Cermak also said the bottled water industry has a role to play in nations where portable water is inaccessible. “There is a double-bind between getting clean water and being able to afford it,” he said. “You can’t even collect water in a pan without being charged.”
Multinational corporations such as the Coca-Cola Company buy the water rights of poorer nations, divide up commodities, extract water, and make indigenous peoples pay for the water that fell from the sky, Cermak said.
Since Coke costs less than water in some underdeveloped locations, many health problems arise from imbibing the sugary beverage and not hydrating properly with water, he said. “We [at BC] are a Coke school.”
“Water is everywhere and in these political and personal issues,” Cemark said.
Rosanna Demarco, a professor in the Connell School of Nursing (CSON), spoke second. She discussed the public health perspective of the lack of access to clean drinking water and the diseases tied to this issue.
Waterborne diseases are illnesses caused by drinking water that has been contaminated by human or animal feces that contain pathogenic microorganisms, she said.
In 2005, the third leading cause of death in low-income countries was diarrhea-related disease, according to the World Health Organization (WHO). The fourth leading cause was HIV/AIDS. Diarrhea-related diseases accounted for 1.81 million deaths that year.
Demarco explained that beach and coastal pollution, rain, urban runoff, spills, insects, beavers and muskrats, feces, and warm environments cause direct drinking water contamination, while contaminated water used to prepare food, to wash, or that people swim in with open wounds, causes contamination through indirect use.
“Many people don’t even know they’re sick until they start to develop vague symptoms,” Demarco said. Over a period of four to 21 days, infected people may experience headaches, fevers, stomachaches, and rashes. Many infants and children die after suffering from dehydration and malnutrition.
Bill McQueeney, founder of Rural Water Ventures, Inc. and BC ’57, was the third speaker. McQueeney’s nonprofit organization strives to save the lives of rural Nicaraguan villagers by funding projects that grant them access to adequate quantities of safe drinking water and hygienic sanitation in order to reduce serious diseases.
“The projects are built in a way that will last 25 to 50 years,” said McQueeny. The villagers of destitute central Nicaragua sign contracts to commit to the labor for the water projects. “That’s a lot of trenching and a lot of back filling,” McQueeney said. The community development that the Nicaraguan villagers want inspires them to want to build better roads and to install electricity, he said.
The outlets and mandatory latrines that are installed in each backyard “have an absolutely transforming result to people’s lives,” McQueeney said.

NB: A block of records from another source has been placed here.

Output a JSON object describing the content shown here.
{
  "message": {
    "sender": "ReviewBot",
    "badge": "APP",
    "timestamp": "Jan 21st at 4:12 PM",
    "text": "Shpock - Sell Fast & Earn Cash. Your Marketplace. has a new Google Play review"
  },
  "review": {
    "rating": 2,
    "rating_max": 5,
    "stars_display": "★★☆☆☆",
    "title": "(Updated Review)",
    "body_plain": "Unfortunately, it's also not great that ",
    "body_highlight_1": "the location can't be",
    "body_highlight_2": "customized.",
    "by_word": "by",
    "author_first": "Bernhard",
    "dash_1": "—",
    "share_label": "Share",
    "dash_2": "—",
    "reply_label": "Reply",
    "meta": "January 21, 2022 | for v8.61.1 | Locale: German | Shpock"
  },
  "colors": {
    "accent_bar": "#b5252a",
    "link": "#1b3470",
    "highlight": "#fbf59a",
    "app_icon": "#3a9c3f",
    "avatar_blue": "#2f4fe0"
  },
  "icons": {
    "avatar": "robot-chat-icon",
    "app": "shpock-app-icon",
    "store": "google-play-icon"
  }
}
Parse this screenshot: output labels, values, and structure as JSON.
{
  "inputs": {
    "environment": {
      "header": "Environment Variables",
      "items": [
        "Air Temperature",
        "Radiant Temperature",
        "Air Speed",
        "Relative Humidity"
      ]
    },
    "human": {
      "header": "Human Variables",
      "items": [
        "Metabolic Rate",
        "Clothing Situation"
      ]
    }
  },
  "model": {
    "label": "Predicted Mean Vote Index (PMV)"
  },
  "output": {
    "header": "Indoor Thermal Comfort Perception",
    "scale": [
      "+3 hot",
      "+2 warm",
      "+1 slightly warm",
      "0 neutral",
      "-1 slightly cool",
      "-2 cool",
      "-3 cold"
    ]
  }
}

McQueeney said that, during his time in Nicaragua, he witnessed pigs and chickens run through one entrance of a doorless Nicaraguan hut and exit the other side, while occasionally stopping to leave “calling cards” in the home where the family lives. McQueeney said the “whole teaching process” of breaking cultural barriers and informing the villagers about the importance of hand washing is important. “Primary prevention is fundamental,” he said.
To fundraise for a current water project in La Isla, Nicaragua, aluminum BPA-free water bottles were sold.